灾区的夜没有城市的灯火,帐篷区零星亮着几盏马灯,远处传来抢修队伍换班的哨声。他站在门口愣了几秒,那股沉甸甸的压迫感很快就被另一种更折磨人的东西取代了——
是那个老问题。
从那天被救回来之后,这个问题就像一根细刺,不疼,但时刻提醒着他:有什么不对。
他快步走回自己的临时小帐篷,弯腰钻进去,随手把帘子系紧。帐篷里堆得乱七八糟,行军床、压缩饼干的包装纸、几件换洗衣服,还有他来时随身带的那口旧木箱。
季不知把木箱拖出来,掀开盖子。
箱子里整整齐齐码着十几本线装古籍,书页泛黄,边角磨损,有的甚至用粗麻线重新装订过。这些是他从局里资料库借来的,也是他这几天翻来覆去看的东西。
他盘腿坐下,一本一本地抽出来翻。
第一本,《奇术异闻录》。他快速掠过目录——摄魂术、分身术、隔空取物……没有。
第二本,《玄门秘典》。他逐页翻找,指尖划过一行行竖排小楷——驱邪、镇煞、引雷……还是没有。
第三本,第四本,第五本……
每一本他都翻得极快,目光在目录和正文之间来回跳荡,像一个在沙子里淘金的人,明知道希望渺茫,却还是忍不住一遍遍地筛。
直到最后一本也被他翻完,合上书页的那一刻,季不知整个人往后一仰,直挺挺地倒进行军床上,盯着帐篷顶发呆。

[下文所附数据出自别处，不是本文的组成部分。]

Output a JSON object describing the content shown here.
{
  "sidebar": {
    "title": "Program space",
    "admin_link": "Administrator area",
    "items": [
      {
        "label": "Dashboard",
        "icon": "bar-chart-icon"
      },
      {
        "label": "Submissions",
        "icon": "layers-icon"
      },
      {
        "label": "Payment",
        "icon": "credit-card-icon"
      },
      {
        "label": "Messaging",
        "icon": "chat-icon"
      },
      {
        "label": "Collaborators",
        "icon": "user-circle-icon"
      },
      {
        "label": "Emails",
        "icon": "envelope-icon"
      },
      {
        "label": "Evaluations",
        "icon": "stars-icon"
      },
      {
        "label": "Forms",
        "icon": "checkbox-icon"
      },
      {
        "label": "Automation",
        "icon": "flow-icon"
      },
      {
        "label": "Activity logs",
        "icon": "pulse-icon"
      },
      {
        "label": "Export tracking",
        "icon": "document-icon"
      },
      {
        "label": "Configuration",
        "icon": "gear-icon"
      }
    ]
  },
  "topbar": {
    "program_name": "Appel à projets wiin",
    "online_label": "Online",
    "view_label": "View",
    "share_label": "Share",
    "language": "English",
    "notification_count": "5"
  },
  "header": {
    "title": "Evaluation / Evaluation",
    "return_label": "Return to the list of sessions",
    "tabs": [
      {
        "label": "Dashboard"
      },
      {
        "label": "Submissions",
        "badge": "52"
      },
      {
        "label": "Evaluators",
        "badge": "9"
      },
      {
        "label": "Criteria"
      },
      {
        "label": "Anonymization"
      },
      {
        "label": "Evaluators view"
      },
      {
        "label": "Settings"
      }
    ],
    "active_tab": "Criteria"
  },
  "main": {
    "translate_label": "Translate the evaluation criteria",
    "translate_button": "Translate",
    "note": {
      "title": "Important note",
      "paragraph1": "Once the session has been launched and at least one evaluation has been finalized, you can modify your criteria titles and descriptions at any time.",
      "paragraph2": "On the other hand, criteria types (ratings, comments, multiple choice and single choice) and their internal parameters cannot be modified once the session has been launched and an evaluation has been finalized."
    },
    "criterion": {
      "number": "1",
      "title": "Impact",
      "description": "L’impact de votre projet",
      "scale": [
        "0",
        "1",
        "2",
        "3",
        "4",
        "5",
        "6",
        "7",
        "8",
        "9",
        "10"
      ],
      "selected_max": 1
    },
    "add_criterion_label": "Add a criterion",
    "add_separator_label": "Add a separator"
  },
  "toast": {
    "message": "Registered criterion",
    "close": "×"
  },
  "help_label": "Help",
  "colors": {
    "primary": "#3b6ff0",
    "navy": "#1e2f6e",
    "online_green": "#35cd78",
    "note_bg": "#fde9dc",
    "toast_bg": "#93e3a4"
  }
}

"不对啊……"他喃喃自语,声音在逼仄的空间里闷闷地回响。
他被抹除记忆。这个本事,这些古书上竟然一个字都没有记载。
季不知翻了个身,侧躺着,手指无意识地揪着枕边的衣角。
他记得那天。一个反复出现在梦里的片段。
而且在他梦里,那种铺天盖地的危险感,像是有一只无形的巨手攥住了他的心脏,意识在黑暗中急速坠落。然后——然后就什么都没有了。
姜知予说是她救了他。
可她怎么救的?他一点印象都没有。
不是那种"时间太久记不清了"的模糊,而是彻彻底底的空白——就像有人拿了一把刀,把那段时间从他的记忆里干净利落地剜了出去,切口平整,连一点毛边都没留下。
更让他不安的是,不是只有他一个人这样。